THEMA 6 – Economische groei

OV1 – Conjunctuur

Hoe kunnen we de economische bewegingen voorspellen, volgen en meten? 

Outputkloof

Het begrip bbp is al vaker de revue gepasseerd. We hebben het gehad over het nominale en reële bbp. Het nominale bbp geeft de evolutie van het bbp in lopende prijzen weer. Hierin zit nog steeds de invloed van inflatie (of deflatie) vervat. Het reële bbp geeft de evolutie van het bbp in vaste prijzen weer, dus zonder invloed van inflatie (of deflatie).

Het reële bbp is daarom ook meteen een snelle indicator van de economische activiteit. Wanneer we het reële bbp afmeten tegenover het potentiële bbp, kunnen we afleiden of de economie in onder- of overbesteding gaat.

Het potentiële bbp is de waarde van alle geproduceerde goederen van een land in één jaar tijd bij een normale bezetting. De normale bezetting kan gezien worden als de normale inzet van arbeidspotentieel en de normale bezetting van de kapitaalgoederen. Gaat een land in overbesteding, zal er meer van het arbeidspotentieel gevraagd worden, dus zullen de werknemers overuren moeten presteren.
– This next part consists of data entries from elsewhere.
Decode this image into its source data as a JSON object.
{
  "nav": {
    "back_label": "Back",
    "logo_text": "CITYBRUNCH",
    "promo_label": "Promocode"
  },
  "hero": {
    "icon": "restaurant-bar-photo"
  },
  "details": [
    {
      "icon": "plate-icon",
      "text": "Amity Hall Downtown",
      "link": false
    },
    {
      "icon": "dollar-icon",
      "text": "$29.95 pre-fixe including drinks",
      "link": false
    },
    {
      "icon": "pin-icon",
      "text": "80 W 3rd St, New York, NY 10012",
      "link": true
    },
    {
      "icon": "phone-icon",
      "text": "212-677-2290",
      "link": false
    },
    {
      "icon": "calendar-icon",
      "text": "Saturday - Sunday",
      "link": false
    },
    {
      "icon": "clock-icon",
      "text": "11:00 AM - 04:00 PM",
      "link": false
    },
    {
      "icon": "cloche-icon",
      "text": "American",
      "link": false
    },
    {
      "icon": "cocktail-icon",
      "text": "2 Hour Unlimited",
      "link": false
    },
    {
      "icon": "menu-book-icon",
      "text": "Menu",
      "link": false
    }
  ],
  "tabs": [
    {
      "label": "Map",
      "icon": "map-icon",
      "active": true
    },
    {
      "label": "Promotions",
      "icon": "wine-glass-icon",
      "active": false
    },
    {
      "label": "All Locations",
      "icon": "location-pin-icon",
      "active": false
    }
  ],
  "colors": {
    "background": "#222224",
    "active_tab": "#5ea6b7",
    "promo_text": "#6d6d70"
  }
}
De kapitaalgoederen (bv. machines) zullen meer dan normaal gebruikt worden. Het omgekeerde geldt bij onderbesteding.

We spreken van onderbesteding als het reële bbp kleiner is dan het potentiële bbp. Zo spreken we van overbesteding als het reële bbp groter is dan het potentiële bbp. We kunnen dat ook weergeven via de outputkloof (of outputgap).
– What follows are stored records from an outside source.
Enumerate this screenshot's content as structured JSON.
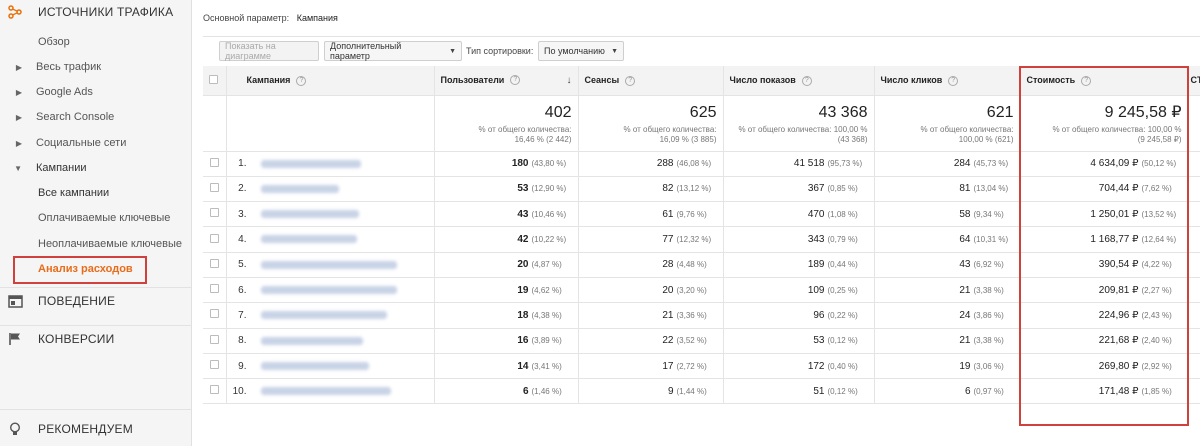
{
  "sidebar": {
    "sections": [
      {
        "label": "ИСТОЧНИКИ ТРАФИКА",
        "icon": "traffic-sources-icon",
        "color": "#e8710a"
      },
      {
        "label": "ПОВЕДЕНИЕ",
        "icon": "behavior-icon"
      },
      {
        "label": "КОНВЕРСИИ",
        "icon": "flag-icon"
      },
      {
        "label": "РЕКОМЕНДУЕМ",
        "icon": "lightbulb-icon"
      }
    ],
    "items": [
      {
        "label": "Обзор"
      },
      {
        "label": "Весь трафик"
      },
      {
        "label": "Google Ads"
      },
      {
        "label": "Search Console"
      },
      {
        "label": "Социальные сети"
      },
      {
        "label": "Кампании"
      },
      {
        "label": "Все кампании"
      },
      {
        "label": "Оплачиваемые ключевые"
      },
      {
        "label": "Неоплачиваемые ключевые"
      },
      {
        "label": "Анализ расходов"
      }
    ],
    "active_color": "#e86c1a",
    "highlight_color": "#d0403c"
  },
  "toolbar": {
    "primary_dim_label": "Основной параметр:",
    "primary_dim_value": "Кампания",
    "chart_button": "Показать на диаграмме",
    "secondary_dim": "Дополнительный параметр",
    "sort_label": "Тип сортировки:",
    "sort_value": "По умолчанию"
  },
  "table": {
    "columns": [
      "Кампания",
      "Пользователи",
      "Сеансы",
      "Число показов",
      "Число кликов",
      "Стоимость",
      "CTR"
    ],
    "totals": [
      {
        "value": "402",
        "pct_label": "% от общего количества:",
        "pct": "16,46 % (2 442)"
      },
      {
        "value": "625",
        "pct_label": "% от общего количества:",
        "pct": "16,09 % (3 885)"
      },
      {
        "value": "43 368",
        "pct_label": "% от общего количества: 100,00 %",
        "pct": "(43 368)"
      },
      {
        "value": "621",
        "pct_label": "% от общего количества:",
        "pct": "100,00 % (621)"
      },
      {
        "value": "9 245,58 ₽",
        "pct_label": "% от общего количества: 100,00 %",
        "pct": "(9 245,58 ₽)"
      }
    ],
    "rows": [
      {
        "idx": "1.",
        "users": "180",
        "users_p": "(43,80 %)",
        "sessions": "288",
        "sessions_p": "(46,08 %)",
        "impr": "41 518",
        "impr_p": "(95,73 %)",
        "clicks": "284",
        "clicks_p": "(45,73 %)",
        "cost": "4 634,09 ₽",
        "cost_p": "(50,12 %)"
      },
      {
        "idx": "2.",
        "users": "53",
        "users_p": "(12,90 %)",
        "sessions": "82",
        "sessions_p": "(13,12 %)",
        "impr": "367",
        "impr_p": "(0,85 %)",
        "clicks": "81",
        "clicks_p": "(13,04 %)",
        "cost": "704,44 ₽",
        "cost_p": "(7,62 %)"
      },
      {
        "idx": "3.",
        "users": "43",
        "users_p": "(10,46 %)",
        "sessions": "61",
        "sessions_p": "(9,76 %)",
        "impr": "470",
        "impr_p": "(1,08 %)",
        "clicks": "58",
        "clicks_p": "(9,34 %)",
        "cost": "1 250,01 ₽",
        "cost_p": "(13,52 %)"
      },
      {
        "idx": "4.",
        "users": "42",
        "users_p": "(10,22 %)",
        "sessions": "77",
        "sessions_p": "(12,32 %)",
        "impr": "343",
        "impr_p": "(0,79 %)",
        "clicks": "64",
        "clicks_p": "(10,31 %)",
        "cost": "1 168,77 ₽",
        "cost_p": "(12,64 %)"
      },
      {
        "idx": "5.",
        "users": "20",
        "users_p": "(4,87 %)",
        "sessions": "28",
        "sessions_p": "(4,48 %)",
        "impr": "189",
        "impr_p": "(0,44 %)",
        "clicks": "43",
        "clicks_p": "(6,92 %)",
        "cost": "390,54 ₽",
        "cost_p": "(4,22 %)"
      },
      {
        "idx": "6.",
        "users": "19",
        "users_p": "(4,62 %)",
        "sessions": "20",
        "sessions_p": "(3,20 %)",
        "impr": "109",
        "impr_p": "(0,25 %)",
        "clicks": "21",
        "clicks_p": "(3,38 %)",
        "cost": "209,81 ₽",
        "cost_p": "(2,27 %)"
      },
      {
        "idx": "7.",
        "users": "18",
        "users_p": "(4,38 %)",
        "sessions": "21",
        "sessions_p": "(3,36 %)",
        "impr": "96",
        "impr_p": "(0,22 %)",
        "clicks": "24",
        "clicks_p": "(3,86 %)",
        "cost": "224,96 ₽",
        "cost_p": "(2,43 %)"
      },
      {
        "idx": "8.",
        "users": "16",
        "users_p": "(3,89 %)",
        "sessions": "22",
        "sessions_p": "(3,52 %)",
        "impr": "53",
        "impr_p": "(0,12 %)",
        "clicks": "21",
        "clicks_p": "(3,38 %)",
        "cost": "221,68 ₽",
        "cost_p": "(2,40 %)"
      },
      {
        "idx": "9.",
        "users": "14",
        "users_p": "(3,41 %)",
        "sessions": "17",
        "sessions_p": "(2,72 %)",
        "impr": "172",
        "impr_p": "(0,40 %)",
        "clicks": "19",
        "clicks_p": "(3,06 %)",
        "cost": "269,80 ₽",
        "cost_p": "(2,92 %)"
      },
      {
        "idx": "10.",
        "users": "6",
        "users_p": "(1,46 %)",
        "sessions": "9",
        "sessions_p": "(1,44 %)",
        "impr": "51",
        "impr_p": "(0,12 %)",
        "clicks": "6",
        "clicks_p": "(0,97 %)",
        "cost": "171,48 ₽",
        "cost_p": "(1,85 %)"
      }
    ]
  }
}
Is de outputkloof negatief, dan betekent het ook dat het reële bbp kleiner is dan het potentiële bbp en dan is de economie in onderbesteding. Bij een positieve outputkloof, is de economie in overbesteding. Hoe groter het percentage (of hoe kleiner indien negatief), hoe meer (of hoe minder indien negatief) er gevraagd wordt van het arbeidspotentieel en de kapitaalgoederen. De outputkloof kan ook nul zijn, wat inhoudt dat er op dat moment een bestedingsevenwicht is.

Conjunctuurbewegingen

De conjunctuurbeweging is een golfbeweging op korte- en middellangetermijn die eigen is aan de economische activiteit: periodes van versnelling en vertraging van de groei van de economische activiteit volgen elkaar op. Sommige schommelingen worden echter veroorzaakt door voorspelbare seizoensbewegingen. Door gebruik te maken van seizoensgezuiverde gegevens kan de invloed van deze regelmatig terugkerende bewegingen op korte termijn uitgeschakeld worden.

Als de vertraging van de economische groei zich doorzet gedurende twee opeenvolgende kwartalen, spreken we van een recessie. Als die vertraging zich doorzet op langere termijn, hebben we het eerder over een depressie.

De economische activiteit maakt op- en neerwaartse bewegingen, wat gelijkstaat aan de afwisseling van hoog- en laagconjunctuur. Wat hierboven beschreven stond als overbesteding (reële bbp is groter dan potentiële bbp) komt overeen met een hoogconjunctuur. De economie leeft op en vraagt om meer activiteit. Dat heeft invloed op werkloosheid, inflatie en rente. De werkloosheid neemt af, want er wordt meer arbeid gevraagd. De vraag naar producten zal ook toenemen, waardoor de prijzen stijgen (inflatie). Door een toenemende activiteit zal de vraag naar geld ook stijgen, waardoor de rente zich mee aanpast naar boven.

Conjunctuurindicatoren

Een conjunctuurindicator gunt ons een blik op de economische activiteit. Zo’n indicator is een factor die een duidelijk verband vertoont met de economische activiteit, en die daarbovenop ook conjunctuurgevoelig is. Conjunctuurindicatoren kunnen we indelen volgens de enkelvoudige indicatoren, die enkel stoelen op een enkele economische factor (bv. werkloosheid), en de synthetische indicatoren, die een samenstelling zijn van verschillende factoren. Zo erkennen we de kwantitatieve synthetische indicatoren (bv. wereldhandel) en de klimaatindicatoren (bv. conjunctuurbarometer van de NBB).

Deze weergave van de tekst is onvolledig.